LCD and OLED have parts that share the same production processes. Nikon makes photolithography equipment used to create circuits on OLED and LCD substrates. The Japanese company commands the top global share in systems for display applications. Unit sales are expected to roughly double for the fiscal year ending in March as Chinese firms actively invest in LCD panels. At Nikon's business segment that includes photolithography equipment, the operating profit is projected to soar 320% to 40 billion yen ($389 million), a gain that also will drive group earnings.
Tokyo Electron is strong in etching equipment for creating circuits on panels.
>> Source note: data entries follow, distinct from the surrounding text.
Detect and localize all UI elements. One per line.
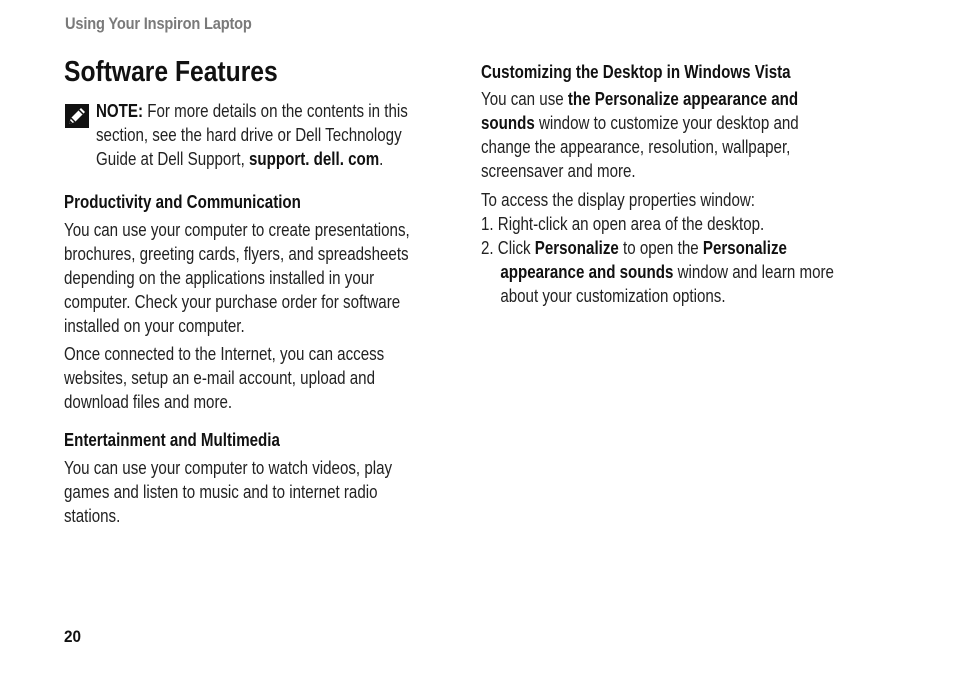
entertainment-heading: Entertainment and Multimedia [64,430,280,450]
customizing-heading: Customizing the Desktop in Windows Vista [481,62,791,82]
entertainment-paragraph [64,456,392,528]
paragraph-line: You can use your computer to create presentations, [64,220,410,240]
page-title: Software Features [64,56,278,88]
pencil-note-icon [65,104,89,128]
note-line3-end: . [379,149,384,169]
access-instructions [481,188,834,308]
note-line2: section, see the hard drive or Dell Technology [96,125,402,145]
step-2-line-3: about your customization options. [500,286,726,306]
paragraph-line: Once connected to the Internet, you can access [64,344,385,364]
productivity-paragraph-2 [64,342,384,414]
paragraph-line: download files and more. [64,392,233,412]
customizing-intro [481,87,799,183]
paragraph-line: stations. [64,506,121,526]
step-2-rest: window and learn more [673,262,834,282]
step-2-start: 2. Click [481,238,535,258]
paragraph-line: installed on your computer. [64,316,245,336]
intro-rest: window to customize your desktop and [534,113,799,133]
paragraph-line: You can use your computer to watch videos, play [64,458,393,478]
personalize-label-2: Personalize [702,238,787,258]
note-line3: Guide at Dell Support, [96,149,249,169]
step-1: 1. Right-click an open area of the desktop. [481,214,765,234]
access-text: To access the display properties window: [481,190,755,210]
intro-line-3: change the appearance, resolution, wallpaper, [481,137,791,157]
productivity-paragraph-1 [64,218,410,338]
personalize-label: Personalize [534,238,619,258]
dell-support-link[interactable]: support. dell. com [248,149,380,169]
note-line1: For more details on the contents in this [143,101,408,121]
intro-line-4: screensaver and more. [481,161,636,181]
personalize-window-name: the Personalize appearance and [567,89,799,109]
paragraph-line: games and listen to music and to internet radio [64,482,378,502]
personalize-window-name-end: sounds [481,113,535,133]
productivity-heading: Productivity and Communication [64,192,301,212]
paragraph-line: websites, setup an e-mail account, upload and [64,368,375,388]
intro-start: You can use [481,89,568,109]
page-number: 20 [64,627,82,646]
paragraph-line: depending on the applications installed in your [64,268,375,288]
paragraph-line: computer. Check your purchase order for software [64,292,401,312]
running-header: Using Your Inspiron Laptop [65,14,252,33]
note-label: NOTE: [96,101,144,121]
appearance-sounds-label: appearance and sounds [500,262,674,282]
paragraph-line: brochures, greeting cards, flyers, and spreadsheets [64,244,409,264]
step-2-mid: to open the [618,238,703,258]
note-block [96,99,408,171]
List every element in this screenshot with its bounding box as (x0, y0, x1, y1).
The company also is capturing demand for OLED panels. Tokyo Electron aims to boost operating profit at its display production equipment business to at least 12 billion yen in fiscal 2019, a 160% increase from fiscal 2015.
But the spotlight is shining brightest on manufacturers of equipment used in wholly new production processes specific to OLED panels. Canon subsidiary Canon Tokki holds the biggest global share in vacuum deposition equipment, which evaporates and applies organic material to substrates.
For the fiscal year ending in December, Canon Tokki plans to double production of those systems, putting its operating profit in the black. Canon expects operating profit of 7 billion yen in the segment that includes Canon Tokki, an improvement from the 13 billion yen operating loss in fiscal 2015.
Ulvac also makes vacuum deposition equipment, and OLED-related orders for the fiscal year ending in June 2017 are seen roughly tripling to about 35 billion yen. Ferrotec, which makes the vacuum seals for this type of deposition equipment, forecasts sales to roughly double in the company's OLED business for the fiscal year ending in March.
Deliveries of OLED smartphone panels likely will surpass those for LCD smartphone panels in 2018, estimates from British research firm IHS Technology show. Choosy investors are snaring stocks tied to OLED technology. Shares have climbed 150% since the end of March for Hirata, which makes vacuum chambers for deposition systems. Ferrotec's stock also rose over 10%. Those shares may get a further bump once Apple unveils its new product lineup in September.